The prohibition on in-person solicitation by lawyers predates Ohralik v. Ohio State Bar Assn. and it remains in effect in virtually every state. In North Carolina, the prohibition is found in subsection (a) of North Carolina Rule of Professional Conduct 7.3: “A lawyer shall not by in-person, live telephone, or real-time electronic contact solicit professional employment from a prospective client when a significant motive for the lawyer’s doing so is the lawyer’s pecuniary gain….” The comment to the rule adds,

[t]hese forms of contact between a lawyer and a prospective client subject the layperson to the private importuning of the trained advocate in a direct interpersonal encounter. The prospective client, who may already feel overwhelmed by the circumstances giving rise to the need for legal services, may find it difficult fully to evaluate all available alternatives with reasoned judgment and appropriate self-interest in the face of the lawyer’s presence and insistence upon being retained immediately. The situation is fraught with the possibility of undue influence, intimidation, and over-reaching.

Rule 7.3, cmt. [1]. The rule makes no distinction between the Ohralik breed of solicitation that smacks of vulgar hucksterism and the more genteel solicitation of business clients on the country club greens: it is all improper. 

Yet despite the longevity and notoriety of the prohibition, the Bar regularly receives reports of lawyers who, uninvited, call or visit people who have a legal matter and may need a lawyer. These reports usually come to us second-hand from another lawyer whose regular client indignantly mentioned that “some lawyer called me the other night and said he wanted to represent me on this traffic ticket (car accident, malpractice claim, etc.).” The client rarely remembers the name of the lawyer who called but the client’s outrage at the audacity of the lawyer, and perhaps at the profession as a whole, will be remembered. 
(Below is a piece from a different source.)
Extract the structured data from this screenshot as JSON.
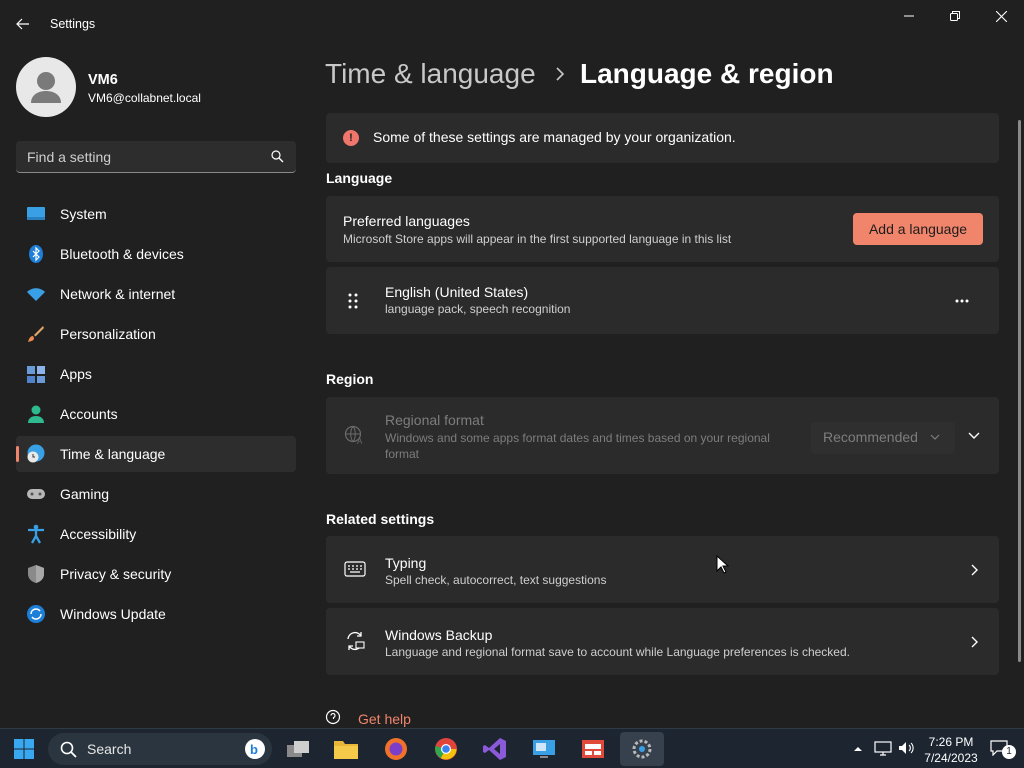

A member of the State Bar Council recently called me to report that he had heard of several incidents of in-person solicitation in his community. The councilor actually prefaced our conversation by asking whether the Bar had repealed the prohibition while he wasn't looking. We speculated on the reasons for the continued persistence—if not increase—in incidents of in-person and telephone solicitation. He suggested that younger lawyers, having come to the bar in the era of legal advertising and direct mail letters, may be ignorant of the prohibition. If so, perhaps this article will do a little good. So, regardless of whether it occurs in the hospital room, outside a gutted chicken processing plant, or in a casual call to a potential client’s home, and regardless of whether the lawyer makes the contact or sends an intermediary, in-person solicitation of clients for a lawyer’s financial gain is harmful to the interests of the public and the profession, and it remains strictly prohibited. 

Endnote

  1. Ohralik v. Ohio State Bar Assn., 436 U.S. 447, reh’g denied, 439 U.S. 883 (1978). This description is taken from the facts as set forth in the opinion.